BARRIERS (items lacking)

  • Engineering and construction methods to cover large land areas with pressurized enclosures for paraterraforming efforts.
  • A means of creating perfluorocarbon (super-greenhouse) gases on some planets from carbon and fluorine, including finding large sources of fluorine in Mars minerals.
  • A means of creating (and keeping in position) giant, low mass parasols or mirrors used for thermal control at some planets.
  • A means of moving very large masses of volatiles such as frozen nitrogen, CO2 or water ice to planets where the volatiles are needed with very large space tugs.
  • A fusion space drive to power space tugs to move the huge masses of volatiles.
  • Replicator systems to build a large fleet with thousands of very large fusion powered space tugs and units for mining volatiles.
  • Smart software to safely operate this fleet and to prevent malevolent forces from taking control of them to cause mass destruction.
  • Software to simulate the climatological effects of the proposed terraforming efforts.

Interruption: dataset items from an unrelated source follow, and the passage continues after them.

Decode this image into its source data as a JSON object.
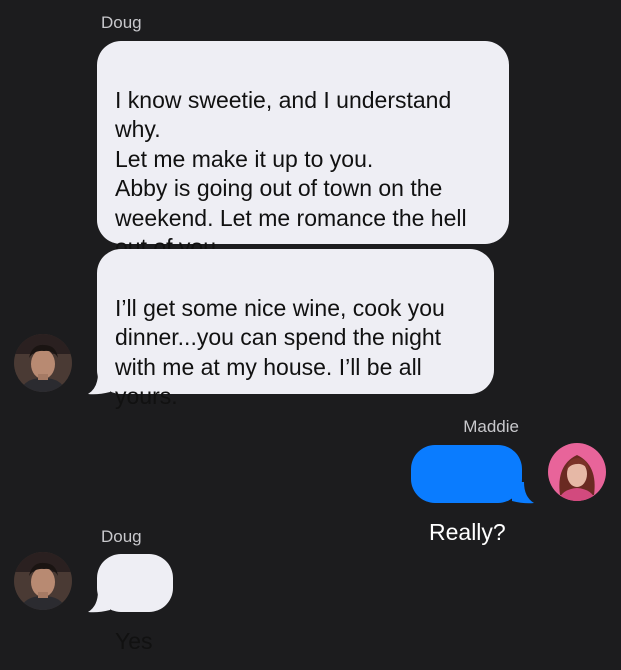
{
  "conversation": {
    "first_group": {
      "sender": "Doug",
      "message_1": "I know sweetie, and I understand why.\nLet me make it up to you.\nAbby is going out of town on the weekend. Let me romance the hell out of you.",
      "message_2": "I’ll get some nice wine, cook you dinner...you can spend the night with me at my house. I’ll be all yours."
    },
    "second_group": {
      "sender": "Maddie",
      "message_1": "Really?"
    },
    "third_group": {
      "sender": "Doug",
      "message_1": "Yes"
    }
  },
  "colors": {
    "background": "#1c1c1e",
    "incoming_bubble": "#eeeef4",
    "outgoing_bubble": "#0a7cff",
    "sender_name": "#c8c8cc"
  }
}
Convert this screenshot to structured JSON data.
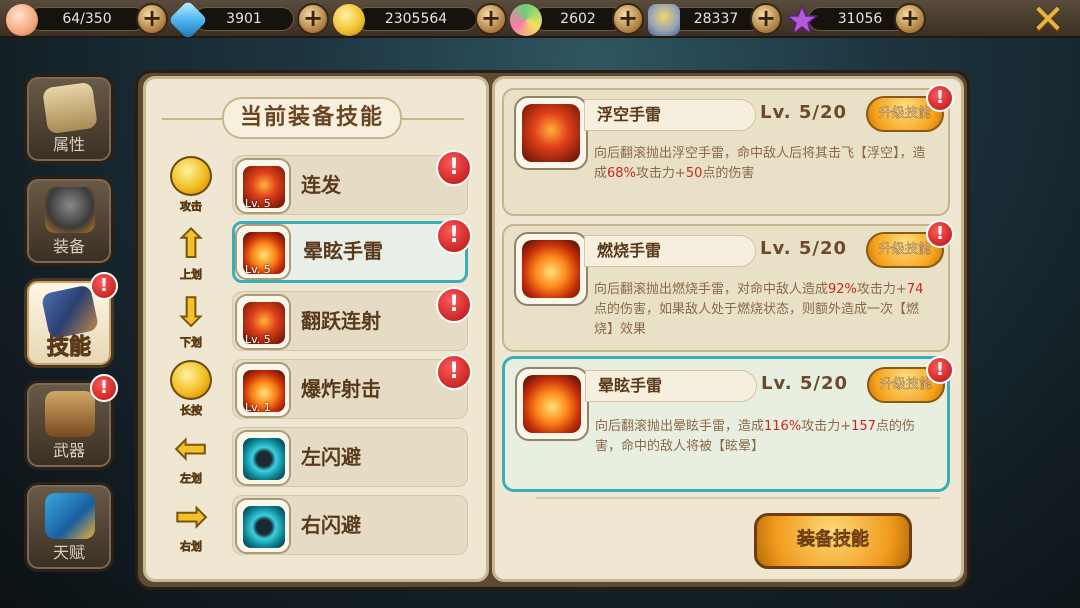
{
  "topbar": {
    "resources": [
      {
        "name": "stamina",
        "value": "64/350",
        "icon": "peach-icon",
        "color": "#f4a77c"
      },
      {
        "name": "crystal",
        "value": "3901",
        "icon": "blue-gem-icon",
        "color": "#4fb6f2"
      },
      {
        "name": "gold",
        "value": "2305564",
        "icon": "gold-coin-icon",
        "color": "#f1c232"
      },
      {
        "name": "candy",
        "value": "2602",
        "icon": "lollipop-icon",
        "color": "#6ad07a"
      },
      {
        "name": "honor",
        "value": "28337",
        "icon": "rank-badge-icon",
        "color": "#8fa0b8"
      },
      {
        "name": "star",
        "value": "31056",
        "icon": "purple-star-icon",
        "color": "#b35ad8"
      }
    ],
    "plus_label": "+",
    "close_label": "✕"
  },
  "tabs": [
    {
      "label": "属性",
      "icon": "scroll-icon"
    },
    {
      "label": "装备",
      "icon": "helmet-icon"
    },
    {
      "label": "技能",
      "icon": "skill-book-icon",
      "active": true,
      "alert": "!"
    },
    {
      "label": "武器",
      "icon": "quiver-icon",
      "alert": "!"
    },
    {
      "label": "天赋",
      "icon": "talent-arrow-icon"
    }
  ],
  "equipped": {
    "header": "当前装备技能",
    "rows": [
      {
        "control": "攻击",
        "control_icon": "tap-icon",
        "control_glyph": "",
        "name": "连发",
        "level": "Lv. 5",
        "alert": "!",
        "icon": "fire2"
      },
      {
        "control": "上划",
        "control_icon": "swipe-up-icon",
        "control_glyph": "⬆",
        "name": "晕眩手雷",
        "level": "Lv. 5",
        "alert": "!",
        "selected": true,
        "icon": "fire"
      },
      {
        "control": "下划",
        "control_icon": "swipe-down-icon",
        "control_glyph": "⬇",
        "name": "翻跃连射",
        "level": "Lv. 5",
        "alert": "!",
        "icon": "fire2"
      },
      {
        "control": "长按",
        "control_icon": "hold-icon",
        "control_glyph": "",
        "name": "爆炸射击",
        "level": "Lv. 1",
        "alert": "!",
        "icon": "fire"
      },
      {
        "control": "左划",
        "control_icon": "swipe-left-icon",
        "control_glyph": "⬅",
        "name": "左闪避",
        "level": "",
        "icon": "aqua"
      },
      {
        "control": "右划",
        "control_icon": "swipe-right-icon",
        "control_glyph": "➡",
        "name": "右闪避",
        "level": "",
        "icon": "aqua"
      }
    ]
  },
  "skills": [
    {
      "name": "浮空手雷",
      "level": "Lv. 5/20",
      "upgrade": "升级技能",
      "alert": "!",
      "icon": "fire2",
      "desc": [
        "向后翻滚抛出浮空手雷，命中敌人后将其击飞【浮空】，造成",
        "68%",
        "攻击力+",
        "50",
        "点的伤害"
      ]
    },
    {
      "name": "燃烧手雷",
      "level": "Lv. 5/20",
      "upgrade": "升级技能",
      "alert": "!",
      "icon": "fire",
      "desc": [
        "向后翻滚抛出燃烧手雷，对命中敌人造成",
        "92%",
        "攻击力+",
        "74",
        "点的伤害，如果敌人处于燃烧状态，则额外造成一次【燃烧】效果"
      ]
    },
    {
      "name": "晕眩手雷",
      "level": "Lv. 5/20",
      "upgrade": "升级技能",
      "alert": "!",
      "selected": true,
      "icon": "fire",
      "desc": [
        "向后翻滚抛出晕眩手雷，造成",
        "116%",
        "攻击力+",
        "157",
        "点的伤害，命中的敌人将被【眩晕】"
      ]
    }
  ],
  "equip_button": "装备技能"
}
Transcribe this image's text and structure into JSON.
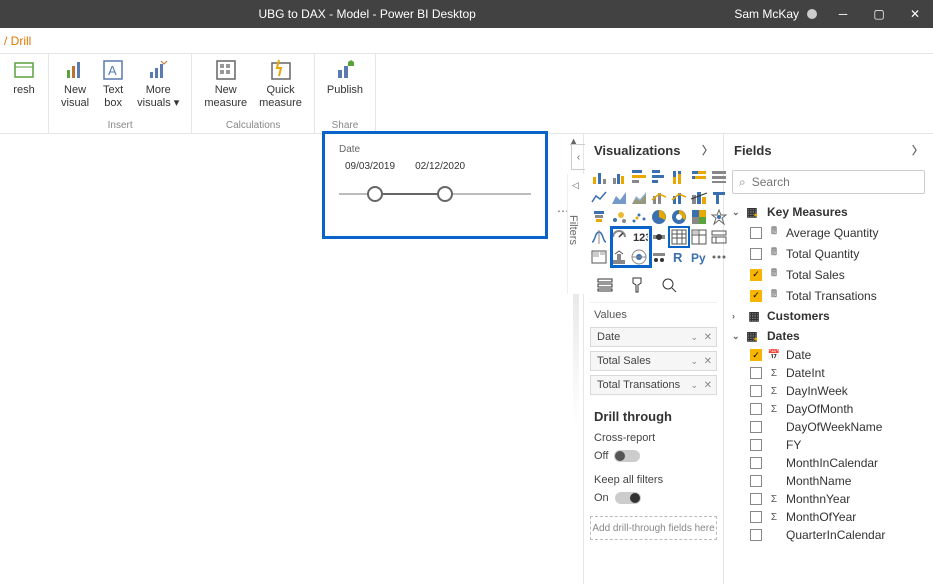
{
  "titlebar": {
    "title": "UBG to DAX - Model - Power BI Desktop",
    "user": "Sam McKay"
  },
  "tabrow": {
    "crumb": "/ Drill"
  },
  "ribbon": {
    "groups": [
      {
        "label": "",
        "items": [
          {
            "name": "refresh",
            "l1": "resh",
            "l2": ""
          }
        ]
      },
      {
        "label": "Insert",
        "items": [
          {
            "name": "new-visual",
            "l1": "New",
            "l2": "visual"
          },
          {
            "name": "text-box",
            "l1": "Text",
            "l2": "box"
          },
          {
            "name": "more-visuals",
            "l1": "More",
            "l2": "visuals ▾"
          }
        ]
      },
      {
        "label": "Calculations",
        "items": [
          {
            "name": "new-measure",
            "l1": "New",
            "l2": "measure"
          },
          {
            "name": "quick-measure",
            "l1": "Quick",
            "l2": "measure"
          }
        ]
      },
      {
        "label": "Share",
        "items": [
          {
            "name": "publish",
            "l1": "Publish",
            "l2": ""
          }
        ]
      }
    ]
  },
  "slicer": {
    "title": "Date",
    "start": "09/03/2019",
    "end": "02/12/2020"
  },
  "vizpane": {
    "title": "Visualizations",
    "values_label": "Values",
    "wells": [
      "Date",
      "Total Sales",
      "Total Transations"
    ],
    "drill_title": "Drill through",
    "cross_label": "Cross-report",
    "cross_state": "Off",
    "keep_label": "Keep all filters",
    "keep_state": "On",
    "drill_well": "Add drill-through fields here"
  },
  "fieldspane": {
    "title": "Fields",
    "search_ph": "Search",
    "groups": [
      {
        "name": "Key Measures",
        "open": true,
        "icon": "measure",
        "items": [
          {
            "label": "Average Quantity",
            "checked": false,
            "icon": "calc"
          },
          {
            "label": "Total Quantity",
            "checked": false,
            "icon": "calc"
          },
          {
            "label": "Total Sales",
            "checked": true,
            "icon": "calc"
          },
          {
            "label": "Total Transations",
            "checked": true,
            "icon": "calc"
          }
        ]
      },
      {
        "name": "Customers",
        "open": false,
        "icon": "table",
        "items": []
      },
      {
        "name": "Dates",
        "open": true,
        "icon": "table-m",
        "items": [
          {
            "label": "Date",
            "checked": true,
            "icon": "cal"
          },
          {
            "label": "DateInt",
            "checked": false,
            "icon": "sigma"
          },
          {
            "label": "DayInWeek",
            "checked": false,
            "icon": "sigma"
          },
          {
            "label": "DayOfMonth",
            "checked": false,
            "icon": "sigma"
          },
          {
            "label": "DayOfWeekName",
            "checked": false,
            "icon": ""
          },
          {
            "label": "FY",
            "checked": false,
            "icon": ""
          },
          {
            "label": "MonthInCalendar",
            "checked": false,
            "icon": ""
          },
          {
            "label": "MonthName",
            "checked": false,
            "icon": ""
          },
          {
            "label": "MonthnYear",
            "checked": false,
            "icon": "sigma"
          },
          {
            "label": "MonthOfYear",
            "checked": false,
            "icon": "sigma"
          },
          {
            "label": "QuarterInCalendar",
            "checked": false,
            "icon": ""
          }
        ]
      }
    ]
  }
}
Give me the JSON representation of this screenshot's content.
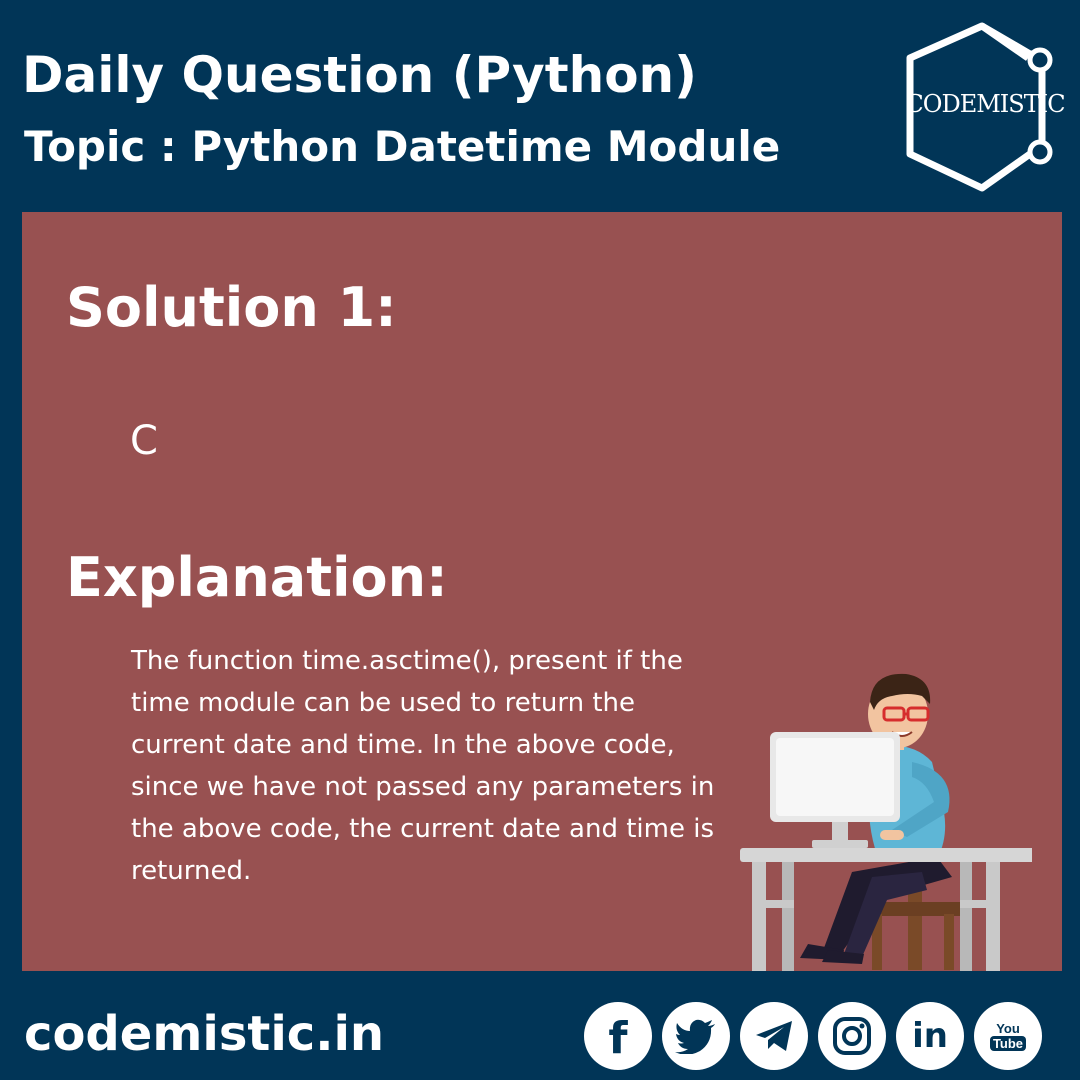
{
  "header": {
    "title": "Daily Question (Python)",
    "topic": "Topic :  Python Datetime Module"
  },
  "logo": {
    "text": "CODEMISTIC"
  },
  "panel": {
    "solution_heading": "Solution 1:",
    "answer": "C",
    "explanation_heading": "Explanation:",
    "explanation_text": "The function time.asctime(), present if the time module can be used to return the current date and time. In the above code, since we have not passed any parameters in the above code, the current date and time is returned."
  },
  "footer": {
    "site": "codemistic.in",
    "socials": [
      {
        "icon": "facebook-icon",
        "label": "f"
      },
      {
        "icon": "twitter-icon",
        "label": ""
      },
      {
        "icon": "telegram-icon",
        "label": ""
      },
      {
        "icon": "instagram-icon",
        "label": ""
      },
      {
        "icon": "linkedin-icon",
        "label": "in"
      },
      {
        "icon": "youtube-icon",
        "label_top": "You",
        "label_bottom": "Tube"
      }
    ]
  },
  "colors": {
    "background": "#013557",
    "panel": "#985151",
    "text": "#ffffff"
  }
}
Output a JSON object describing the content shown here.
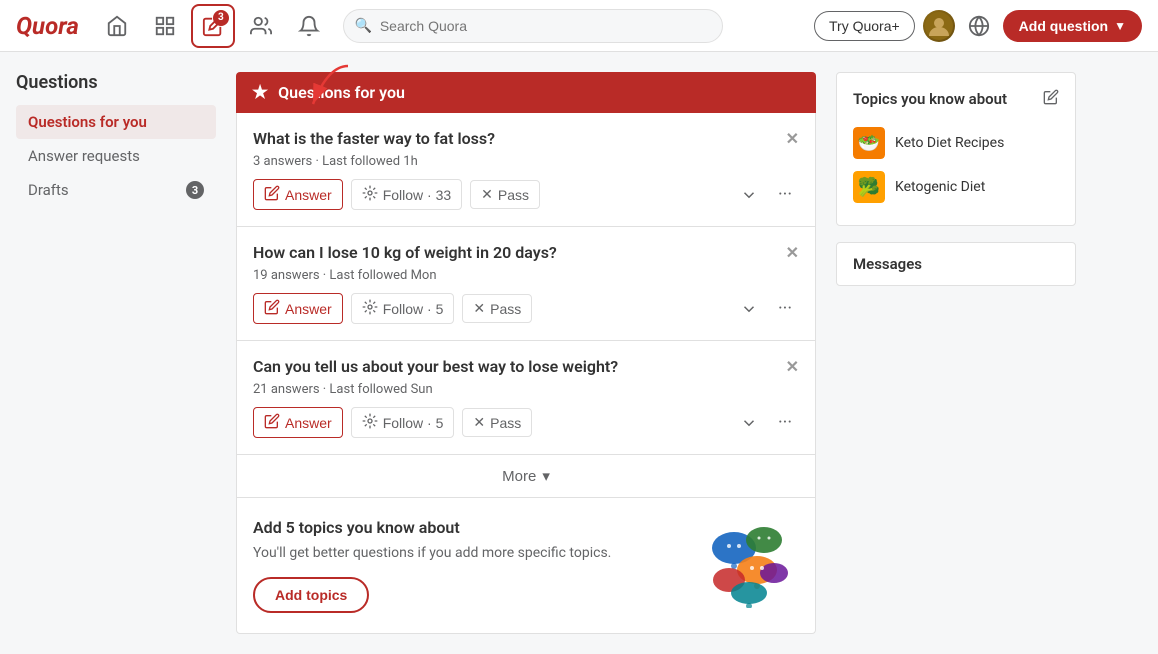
{
  "app": {
    "name": "Quora",
    "logo": "Quora"
  },
  "header": {
    "search_placeholder": "Search Quora",
    "try_quora_label": "Try Quora+",
    "add_question_label": "Add question",
    "nav_badge": "3"
  },
  "sidebar": {
    "section_title": "Questions",
    "items": [
      {
        "id": "questions-for-you",
        "label": "Questions for you",
        "active": true,
        "badge": null
      },
      {
        "id": "answer-requests",
        "label": "Answer requests",
        "active": false,
        "badge": null
      },
      {
        "id": "drafts",
        "label": "Drafts",
        "active": false,
        "badge": "3"
      }
    ]
  },
  "main": {
    "section_title": "Questions for you",
    "questions": [
      {
        "id": 1,
        "title": "What is the faster way to fat loss?",
        "meta": "3 answers · Last followed 1h",
        "actions": {
          "answer": "Answer",
          "follow": "Follow",
          "follow_count": "33",
          "pass": "Pass"
        }
      },
      {
        "id": 2,
        "title": "How can I lose 10 kg of weight in 20 days?",
        "meta": "19 answers · Last followed Mon",
        "actions": {
          "answer": "Answer",
          "follow": "Follow",
          "follow_count": "5",
          "pass": "Pass"
        }
      },
      {
        "id": 3,
        "title": "Can you tell us about your best way to lose weight?",
        "meta": "21 answers · Last followed Sun",
        "actions": {
          "answer": "Answer",
          "follow": "Follow",
          "follow_count": "5",
          "pass": "Pass"
        }
      }
    ],
    "more_label": "More",
    "add_topics": {
      "title": "Add 5 topics you know about",
      "description": "You'll get better questions if you add more specific topics.",
      "button_label": "Add topics"
    }
  },
  "right_panel": {
    "topics_title": "Topics you know about",
    "topics": [
      {
        "id": "keto-diet",
        "name": "Keto Diet Recipes"
      },
      {
        "id": "ketogenic",
        "name": "Ketogenic Diet"
      }
    ],
    "messages_title": "Messages"
  },
  "colors": {
    "primary": "#b92b27",
    "text_main": "#333",
    "text_secondary": "#636466",
    "border": "#e0e0e0",
    "bg": "#f6f7f8"
  }
}
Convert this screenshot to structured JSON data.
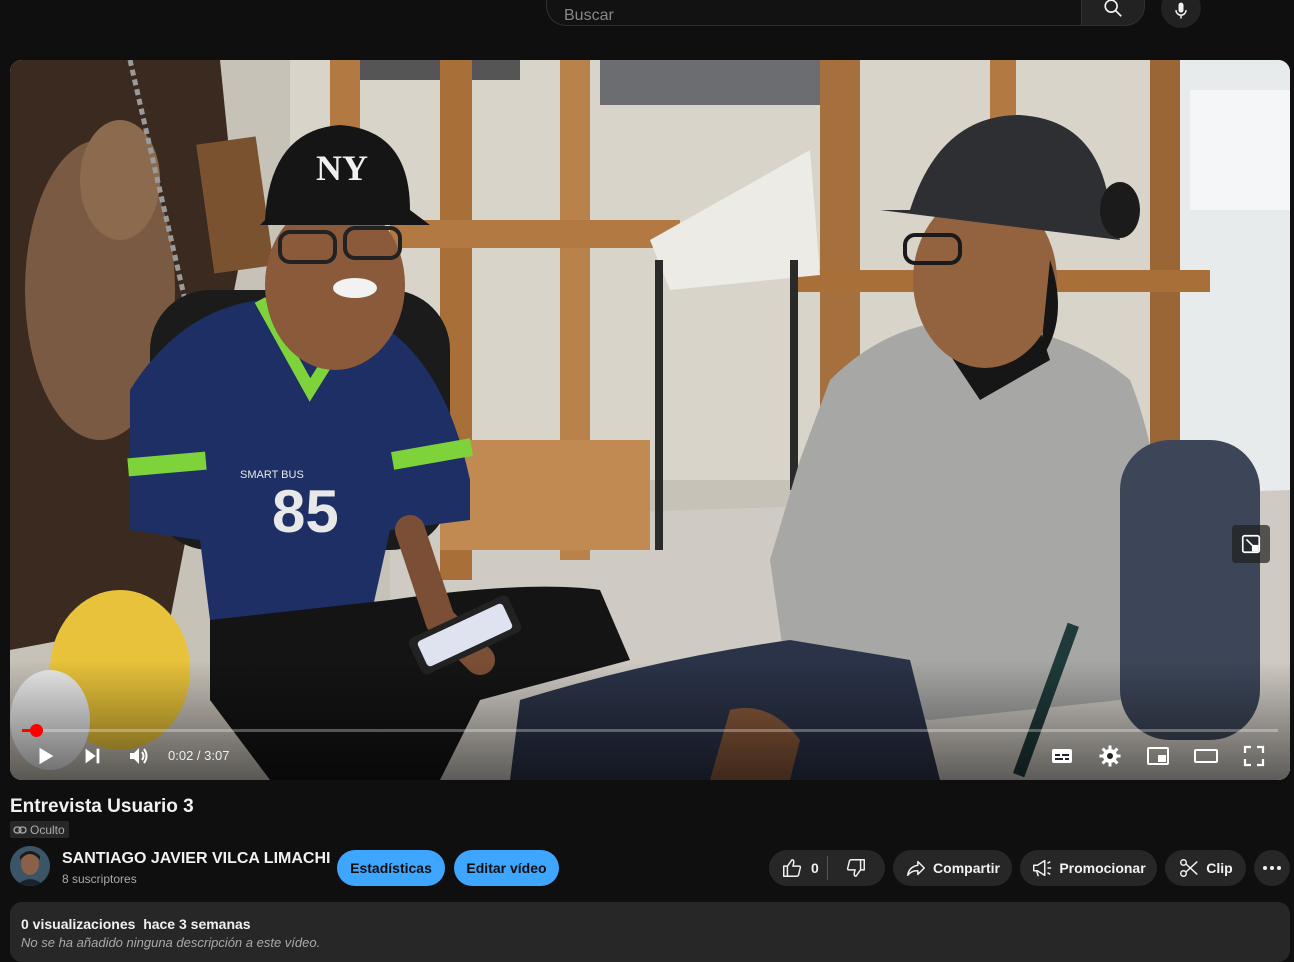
{
  "search": {
    "placeholder": "Buscar"
  },
  "player": {
    "progress_fraction": 0.011,
    "time_current": "0:02",
    "time_separator": " / ",
    "time_total": "3:07"
  },
  "scene": {
    "jersey_number": "85",
    "jersey_text": "SMART BUS"
  },
  "video": {
    "title": "Entrevista Usuario 3",
    "privacy": "Oculto"
  },
  "channel": {
    "name": "SANTIAGO JAVIER VILCA LIMACHI",
    "subscribers": "8 suscriptores"
  },
  "actions": {
    "stats_label": "Estadísticas",
    "edit_label": "Editar vídeo",
    "like_count": "0",
    "share_label": "Compartir",
    "promote_label": "Promocionar",
    "clip_label": "Clip"
  },
  "description": {
    "views": "0 visualizaciones",
    "date": "hace 3 semanas",
    "text": "No se ha añadido ninguna descripción a este vídeo."
  },
  "colors": {
    "background": "#0f0f0f",
    "accent_blue": "#3ea6ff",
    "progress_red": "#ff0000",
    "button_dark": "#272727"
  },
  "icons": [
    "search-icon",
    "mic-icon",
    "play-icon",
    "next-icon",
    "volume-icon",
    "miniplayer-expand-icon",
    "subtitles-icon",
    "settings-icon",
    "miniplayer-icon",
    "theater-icon",
    "fullscreen-icon",
    "link-icon",
    "like-icon",
    "dislike-icon",
    "share-icon",
    "promote-icon",
    "clip-icon",
    "more-icon"
  ]
}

(A) The partial terraforming milestone (which covers several different situations) can be considered achieved when the climate and atmosphere of at least a substantial portion of one planet has been changed enough to achieve one or more of the following: (1) prevent harmful levels of radiation from reaching the surface, (2) cause water to flow on a substantial portion of the surface of a previously frozen planet, (3) enable rain to fall on the surface of a previously dry planet, (4) enable some kinds of plant life to grow on the surface or in the waters of a previously sterile planet.

(B) The full terraforming milestone will be achieved when humans, plants and animals can directly breath and use the air and work on the surface of a previously oxygen-free planet without pressure suits, oxygen supplies or radiation protection.